His voice is slightly raised, almost trembling, but he stops. He steadies his hands on the countertops and finds three little teaspoons to put into three plastic IKEA bowls and walks out of the room.

R: Hey, Jools. Did we get cut off the other night?

J: Ummm, yeah. I didn’t like the direction of the conversation.

R: Sincere and apologetic?

J: Hmmm, I gauged it more as deceitful and trite.

R: Well, take from it what you will. I am sincerely sorry. I’ve complained to the papers. They are printing a retraction on page 4 of tomorrow’s paper.

J: Taken out a full-page apology? Really? How sweet.

R: You were never this sarcastic.

J: I’ve changed, Mr Colman.

R: I can see that. You were always funny, not sarky – never cruel.

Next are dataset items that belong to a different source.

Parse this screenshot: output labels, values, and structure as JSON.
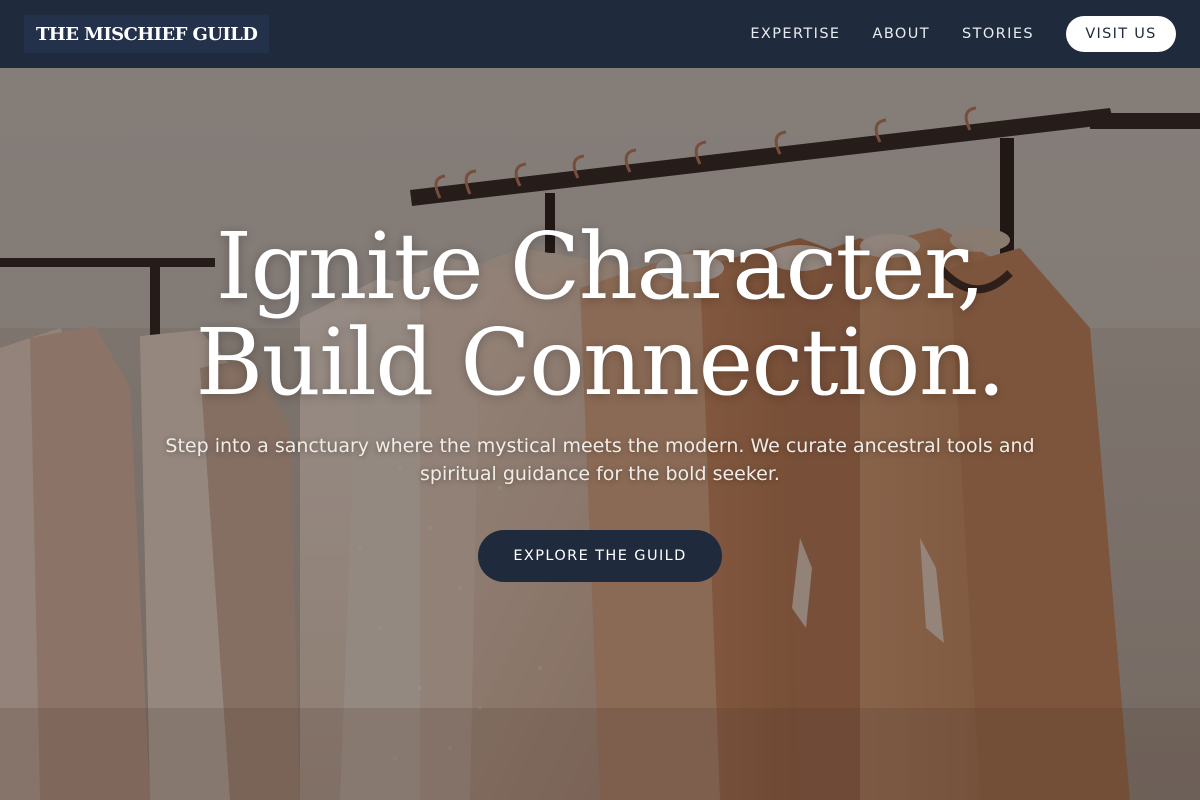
{
  "nav": {
    "brand": "THE MISCHIEF GUILD",
    "links": [
      "EXPERTISE",
      "ABOUT",
      "STORIES"
    ],
    "cta": "VISIT US"
  },
  "hero": {
    "headline_line1": "Ignite Character,",
    "headline_line2": "Build Connection.",
    "subtext": "Step into a sanctuary where the mystical meets the modern. We curate ancestral tools and spiritual guidance for the bold seeker.",
    "cta": "EXPLORE THE GUILD"
  },
  "colors": {
    "navy": "#1f2a3d",
    "white": "#ffffff"
  }
}
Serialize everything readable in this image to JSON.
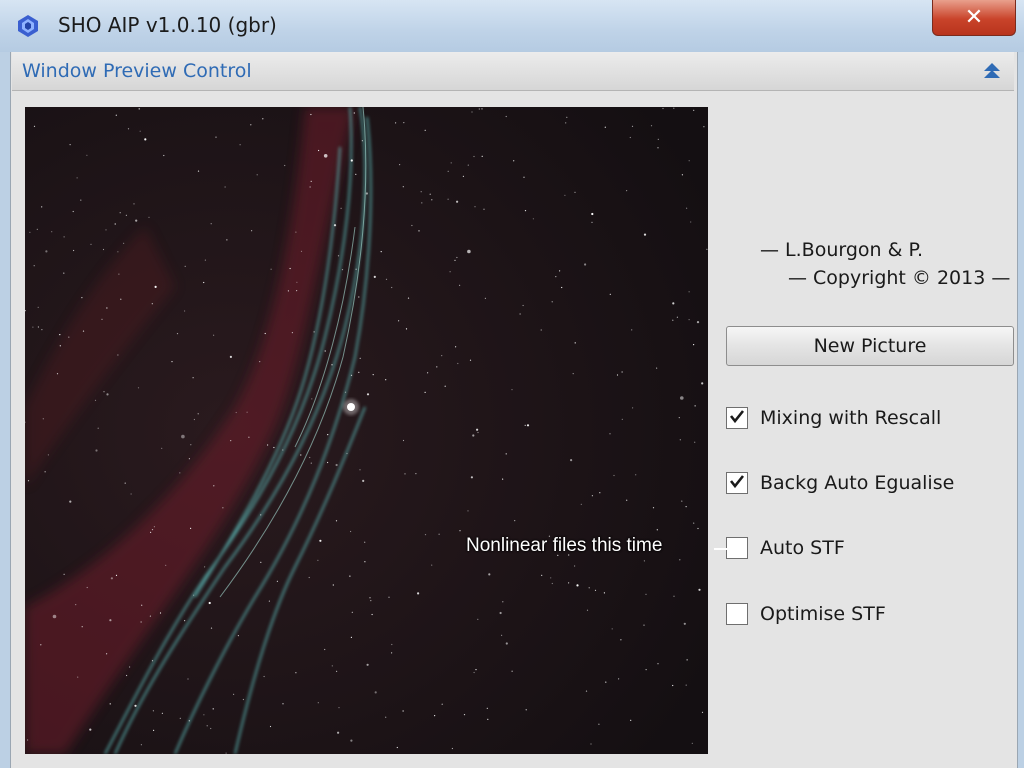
{
  "window": {
    "title": "SHO AIP v1.0.10 (gbr)",
    "close_label": "✕"
  },
  "section": {
    "title": "Window Preview Control"
  },
  "credits": {
    "line1": "— L.Bourgon & P.",
    "line2": "— Copyright © 2013 —"
  },
  "buttons": {
    "new_picture": "New Picture"
  },
  "options": [
    {
      "label": "Mixing with Rescall",
      "checked": true
    },
    {
      "label": "Backg Auto Egualise",
      "checked": true
    },
    {
      "label": "Auto STF",
      "checked": false
    },
    {
      "label": "Optimise STF",
      "checked": false
    }
  ],
  "annotation": {
    "text": "Nonlinear files this time"
  },
  "colors": {
    "accent": "#2f6bb5",
    "close_red": "#c9432a"
  }
}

J: No, you were the cruel one.

R: Harsh.

J: True.

R: So I’m supposed to apologise for dumping you when we were 19? I’m sorry. Can I blame being young and foolish?

J: You can blame the fumes from all that hair wax you used to use.

R: She’s back in the room.

J: That funny girl you used to know?

R: What happened to you?

J: I had babies. Lots of babies.

R: Was that always the plan? I knew you wanted a family but going into uni, I always thought you wanted to do something else.

J: Well, yes. I write my doctorate at the weekends. Evenings, I run a small business empire from my kitchen table.

R: Selling what?

J: Car bumper stickers and iPhone covers.

R: :D But you’re happy?

J: Of course.

R: You sound so resolute.

J: Why wouldn’t I be? I have a heavily mortgaged house, my health, my kids AND all my own teeth.

R: Humour aside, are you happy? Really?